A parlarne per primo è stato il commissario al bilancio Gunter Oettinger.

Lo scopo è sicuramente nobile e più che condivisibile, ma passando al meno sofisticato livello pratico, ci si domanda: chi pagherà la nuova tassa sulla plastica? .

La Commissione europea presenterà la prossima settimana, un pacchetto di misure fra cui una tassa sulla plastica per reperire risorse da destinare al bilancio europeo.
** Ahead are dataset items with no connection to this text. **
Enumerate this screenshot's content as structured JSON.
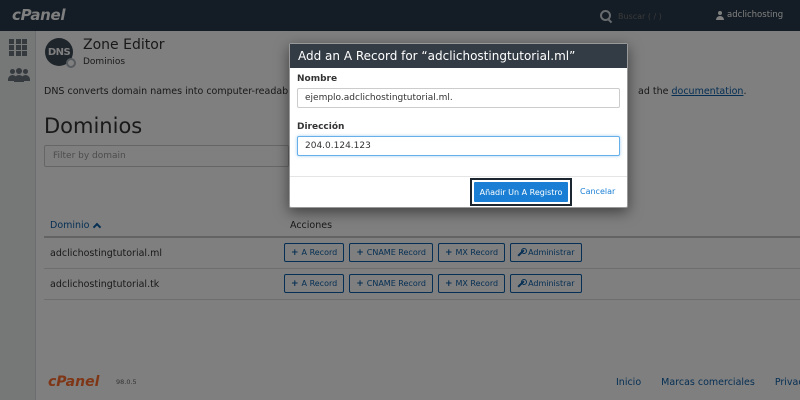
{
  "topbar": {
    "logo": "cPanel",
    "search_placeholder": "Buscar ( / )",
    "username": "adclichosting"
  },
  "sidebar": {
    "items": [
      {
        "icon": "grid-icon"
      },
      {
        "icon": "users-icon"
      }
    ]
  },
  "page": {
    "icon_text": "DNS",
    "title": "Zone Editor",
    "breadcrumb": "Dominios",
    "description_start": "DNS converts domain names into computer-readable IP",
    "description_end_prefix": "ad the ",
    "description_link": "documentation",
    "description_end_suffix": ".",
    "section_title": "Dominios",
    "filter_placeholder": "Filter by domain"
  },
  "table": {
    "col_domain": "Dominio",
    "col_actions": "Acciones",
    "rows": [
      {
        "domain": "adclichostingtutorial.ml"
      },
      {
        "domain": "adclichostingtutorial.tk"
      }
    ],
    "actions": {
      "a_record": "A Record",
      "cname_record": "CNAME Record",
      "mx_record": "MX Record",
      "manage": "Administrar"
    }
  },
  "footer": {
    "logo": "cPanel",
    "version": "98.0.5",
    "links": [
      "Inicio",
      "Marcas comerciales",
      "Privacy"
    ]
  },
  "modal": {
    "title": "Add an A Record for “adclichostingtutorial.ml”",
    "name_label": "Nombre",
    "name_value": "ejemplo.adclichostingtutorial.ml.",
    "address_label": "Dirección",
    "address_value": "204.0.124.123",
    "submit_label": "Añadir Un A Registro",
    "cancel_label": "Cancelar"
  },
  "colors": {
    "topbar": "#293a4a",
    "brand_orange": "#ff6c2c",
    "link_blue": "#0b5ea8",
    "primary_button": "#1a7fd4",
    "modal_header": "#333b44"
  }
}
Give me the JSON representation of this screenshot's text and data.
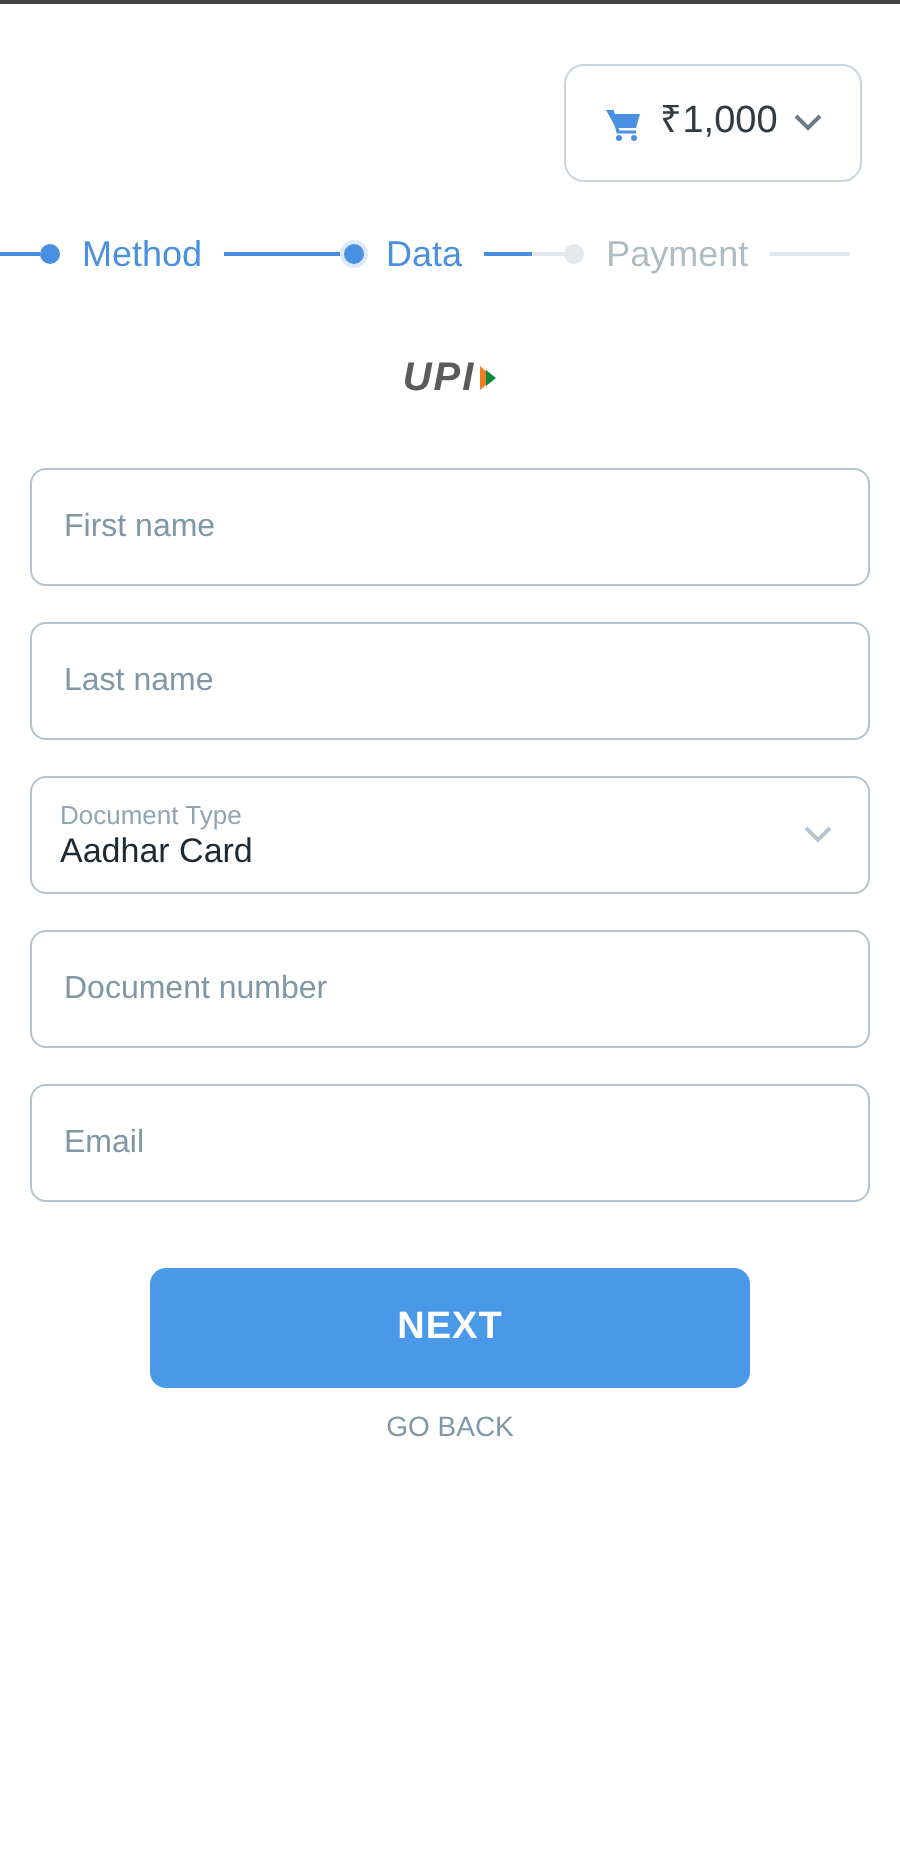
{
  "cart": {
    "amount": "₹1,000"
  },
  "steps": [
    {
      "label": "Method",
      "done": true,
      "selected": false
    },
    {
      "label": "Data",
      "done": false,
      "selected": true
    },
    {
      "label": "Payment",
      "done": false,
      "selected": false
    }
  ],
  "logo": {
    "text": "UPI"
  },
  "fields": [
    {
      "kind": "input",
      "placeholder": "First name"
    },
    {
      "kind": "input",
      "placeholder": "Last name"
    },
    {
      "kind": "select",
      "label": "Document Type",
      "value": "Aadhar Card"
    },
    {
      "kind": "input",
      "placeholder": "Document number"
    },
    {
      "kind": "input",
      "placeholder": "Email"
    }
  ],
  "next_button": "NEXT",
  "back_link": "GO BACK"
}
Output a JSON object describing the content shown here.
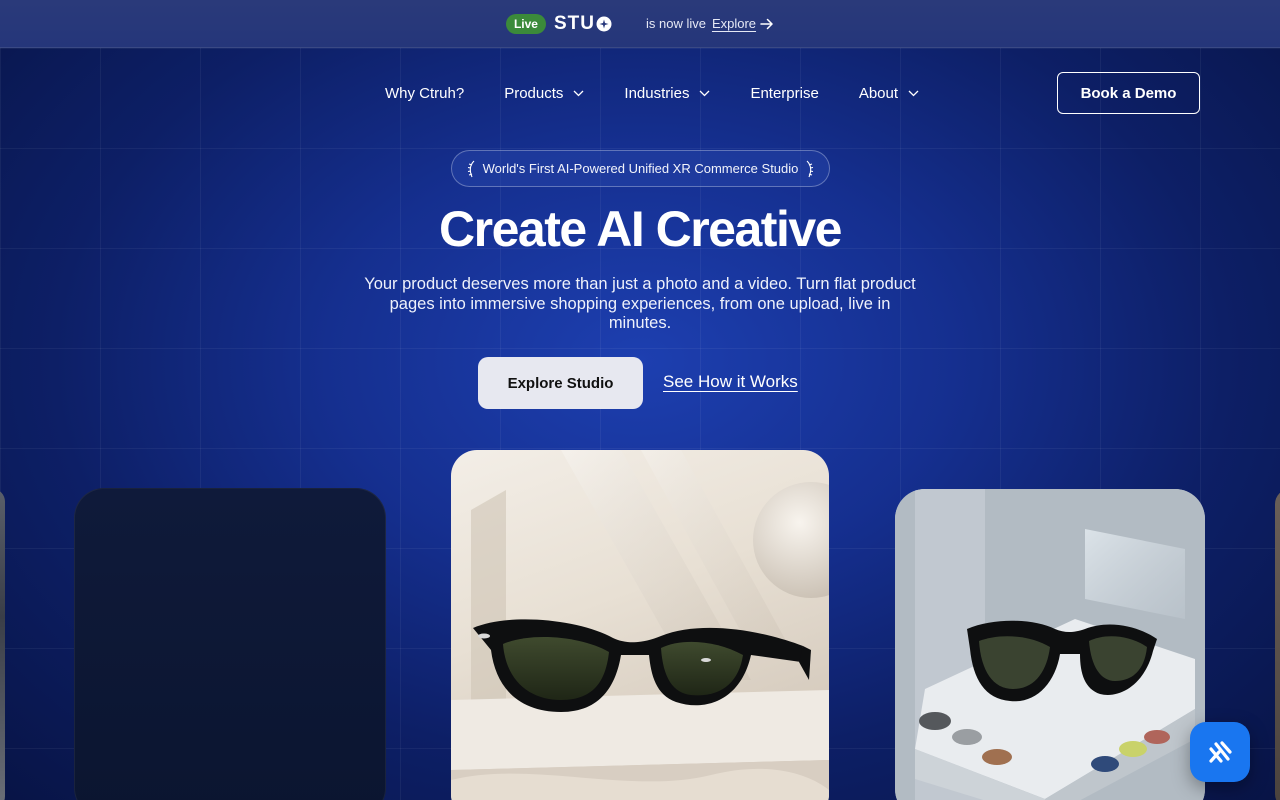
{
  "announcement": {
    "badge": "Live",
    "brand": "STU",
    "text": "is now live",
    "link": "Explore",
    "icons": {
      "arrow": "arrow-right-icon"
    }
  },
  "nav": {
    "items": [
      {
        "label": "Why Ctruh?",
        "has_dropdown": false
      },
      {
        "label": "Products",
        "has_dropdown": true
      },
      {
        "label": "Industries",
        "has_dropdown": true
      },
      {
        "label": "Enterprise",
        "has_dropdown": false
      },
      {
        "label": "About",
        "has_dropdown": true
      }
    ],
    "cta": "Book a Demo"
  },
  "hero": {
    "pill": "World's First AI-Powered Unified XR Commerce Studio",
    "title": "Create AI Creative",
    "subtitle": "Your product deserves more than just a photo and a video. Turn flat product pages into immersive shopping experiences, from one upload, live in minutes.",
    "primary_cta": "Explore Studio",
    "secondary_cta": "See How it Works"
  },
  "showcase": {
    "cards": [
      "partial-left",
      "dark-placeholder",
      "sunglasses-on-marble",
      "sunglasses-on-display",
      "partial-right"
    ]
  },
  "chat_widget": {
    "icon": "chat-logo-icon"
  },
  "colors": {
    "background": "#152f8f",
    "live_badge": "#3b8a3a",
    "primary_button": "#e7e8f0",
    "chat_button": "#1976f0"
  }
}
Chi dovrà mettere mano al portafoglio per un mondo più pulito? "Noi produciamo e utilizziamo troppa plastica", ha insistito il Commissario, "nonostante il riciclaggio questa plastica finisce nei rifiuti, nell'interesse dei mari, degli animali, dei pesci e dei mammiferi, nell'interesse dei nostri paesaggi dobbiamo ridurre la quantità di plastica utilizzata". Dal 1 gennaio la plastica non va nemmeno più in Cina, dove "diventava giocattoli per bambini". A pagare sanno i consumatori (come già avviene per i sacchetti della spesa) o i costi graveranno sui produttori?

Bruxelles sta ancora valutando se il balzello andrà a colpire le componenti che si usano per produrla oppure il prodotto finito, e se ci saranno esenzioni, ad esempio, per prodotti di uso quotidiano come i cartoni del latte. "Dal primo gennaio la Cina ha chiuso il mercato e noi dobbiamo ridurre la quantità di plastica".